In Italia c’è un borgo che è un vero museo a cielo aperto: sono migliaia i turisti che rimangono affascinati da questo luogo magico che riporta indietro nel tempo. Andiamo a scoprirlo. 

Nascosto tra le vette delle Prealpi lombarde, sorge un affascinante villaggio di pietra celebre per essere uno dei più suggestivi centri dipinti d’Italia: Arcumeggia, situato nella provincia di Varese. Le sue case costituiscono una vera e propria galleria a cielo aperto, impreziosita da numerosi affreschi eseguiti con la tecnica dell’affresco.

L’itinerario consigliato si snoda attraverso i suggestivi vicoli del borgo, incastonato nel cuore della montagna a quasi 800 metri d’altitudine. Camminare lungo gli antichi ciottoli offre un’esperienza fuori dal tempo, consentendo di immergersi nell’atmosfera unica di questo luogo.

Arcumeggia vanta circa 150 dipinti, ciascuno realizzato da artisti diversi come Sassu, Montanari, Migneco, Salvini, Usellini e Brindis. Ogni opera, con il suo soggetto unico, narra la storia del borgo, intrecciandosi con le tradizioni, la natura e persino i miti del territorio. Questo patrimonio pittorico, considerato il più significativo d’Italia, testimonia la grandezza del borgo in rapporto alle dimensioni e alla qualità degli artisti coinvolti, nonché all’inizio dei lavori.

La storia del borgo di Arcumeggia

Il nucleo originario di Arcumeggia, di matrice medievale, ha mantenuto la sua vocazione rurale nel corso dei secoli. L’architettura tipica della zona si riflette nei suoi stretti vicoli, disposti seguendo le curve naturali del terreno e orientati per sfruttare al meglio l’esposizione solare.

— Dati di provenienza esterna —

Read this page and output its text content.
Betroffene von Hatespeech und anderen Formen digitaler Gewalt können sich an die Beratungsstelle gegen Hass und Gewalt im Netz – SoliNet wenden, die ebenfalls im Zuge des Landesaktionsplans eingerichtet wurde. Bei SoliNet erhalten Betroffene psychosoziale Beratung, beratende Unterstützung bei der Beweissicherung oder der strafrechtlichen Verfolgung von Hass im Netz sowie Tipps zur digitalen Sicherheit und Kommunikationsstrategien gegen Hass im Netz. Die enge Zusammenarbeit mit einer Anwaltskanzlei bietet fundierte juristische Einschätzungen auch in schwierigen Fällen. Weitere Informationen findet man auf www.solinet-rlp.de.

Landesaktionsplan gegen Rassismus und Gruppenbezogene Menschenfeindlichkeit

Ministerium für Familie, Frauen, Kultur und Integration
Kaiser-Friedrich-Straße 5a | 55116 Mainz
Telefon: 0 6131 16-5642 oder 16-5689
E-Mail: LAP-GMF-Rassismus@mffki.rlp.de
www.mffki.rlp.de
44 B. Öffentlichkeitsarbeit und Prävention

Dopo un periodo di popolazione fitta fino ai primi decenni del Novecento, il borgo conobbe un graduale abbandono successivo alla Seconda guerra mondiale, quando l’industrializzazione e nuovi stili di vita spinsero le famiglie a cercare nuove destinazioni. Tuttavia, negli anni ’50, Arcumeggia conobbe una trasformazione straordinaria grazie alla manifestazione “Pittori in vacanza”.

In quella occasione, alcuni tra i più illustri artisti italiani contemporanei arrivarono per dipingere le pareti esterne delle case del borgo, trasformandolo in una mostra all’aperto di affreschi. L’architetto varesino Bruno Ravasi fu probabilmente l’artefice dell’idea di creare una galleria all’aperto dell’affresco, realizzando quadri nei telai da murare in nicchie apposite sulle facciate delle abitazioni.

Il borgo non è solo un museo all’aperto, ma anche un centro d’arte vivo. La Casa del Pittore conserva bozzetti e prove degli affreschi, oltre a ospitare corsi estivi di pittura organizzati dall’Accademia di Belle Arti di Brera. La “Via degli Allievi” espone le opere degli studenti delle Accademie di Belle Arti, mentre accanto alla chiesa si trova una Via Crucis con stazioni affrescate da undici artisti diversi.